Mountaineer Swift recounts early trail-maintenance efforts

 


There wasn’t much of a hiking culture when Paul Swift, 76, came to Haines in the early 1970s.

“The town was geared to industry. Logging, mining and fishing... most guys were work- oriented,” Swift said.

Swift talked about clearing the Mount Ripinsky trail at a presentation June 1 at the Sheldon Museum. He also spoke during an interview.

Cut in by the Army in 1906, the trail formerly stretched from the Skyline Subdivision trailhead to the mountain’s summit. When Fort Seward was decommissioned in 1948, the path fell into disuse and became overgrown.

Resident Margaret Piggott’s book, “Discovering Southeast Alaska with Pack and Paddle,” published in 1975, rekindled interest in the trail, which has since been written about in at least two other publications.

Swift and Dick Folta, another interested outdoorsman, recut the trail during a long summer. Swift said his youngest daughter scouted the trail ahead while his oldest son David did much of the work, helping him and Folta cut brush during the evenings.

Interest in the trail grew slowly. Before the advent of lightweight snowshoes, hikers used it mostly in summer. As technology changed, so did numbers of hikers. Swift said he has spoken to numerous people who have described the Mount Ripinsky hike as “one of the most beautiful trails they’ve ever walked.”

An estimated 5-6,000 people have written their names in the register on Ripinsky’s summit since the mid-1970s, a register Swift helped place. Their names come from all over the world, reflecting a wide interest in the trail.

Swift grew up hiking. In his home state of Maryland, his family hiked in Shenandoah National Park and the Appalachian Mountains.
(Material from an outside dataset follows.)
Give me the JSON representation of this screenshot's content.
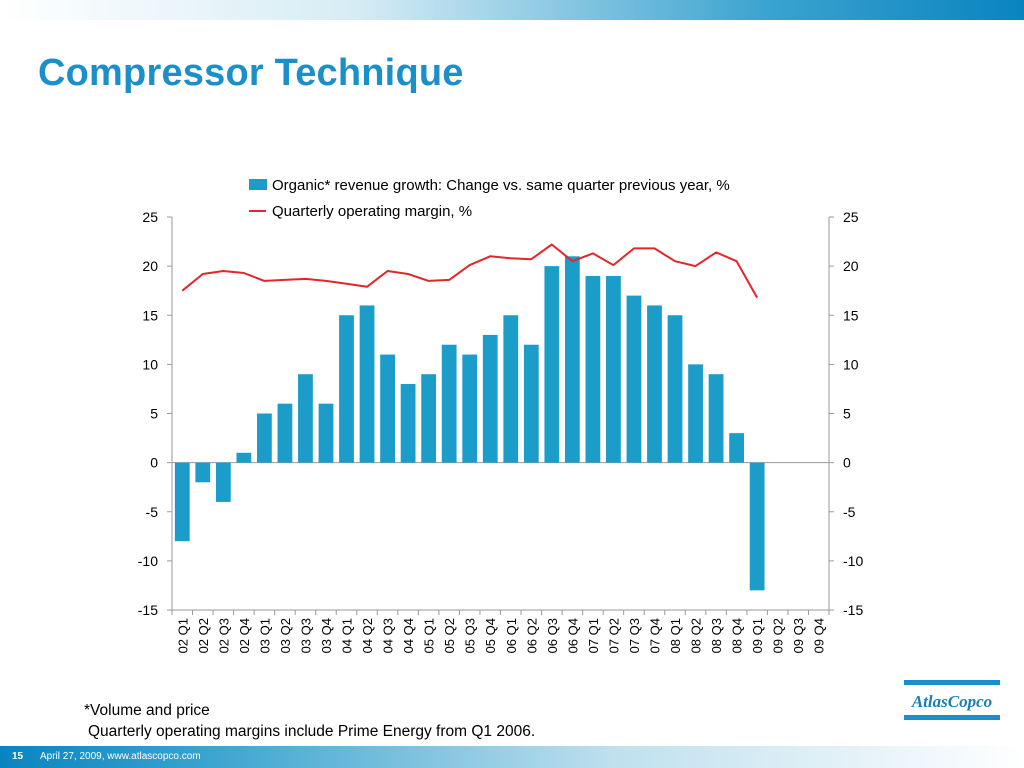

Swift worked for the U.S. Coast and Geodetic Survey in all 50 states, including jobs where he climbed mountains to provide exact latitude and longitude points for maps. The brass-cap summit markers on the tops of mountains were put in by surveyors like Swift. Mount Ripinsky’s marker was placed there in 1925.

Swift brought this passion with him to Haines when he transferred into the Civilian Department to work for the Haines-Fairbanks military pipeline. Even now he tries to get in a hike every other day, he said.

With the help of volunteers, Swift and wife Annie Boyce maintain what he calls “the Mount Ripinsky traverse,” the length of trail from Skyline to 7 Mile. Swift said he’d like to see good maintenance for the trails around Haines and a few more lower-elevation viewpoints.

Also, there are places on the traverse he says are harder to walk on for less adept hikers.

The evening also included discussion of trail maintenance and suggestions for new trails by community members and comments from representatives of the Sheldon Museum’s Walk and Talk program, Well and Fit Community Council, Lynn Canal Conservation, and the Borough Parks and Recreation Advisory Committee.

The need for new trails was emphasized by several community members.

The Battery Point and Mount Riley trails were created in the early 1980s, using state Roads and Trails funds, said resident Dave Nanney, who oversaw the projects for the Haines Borough.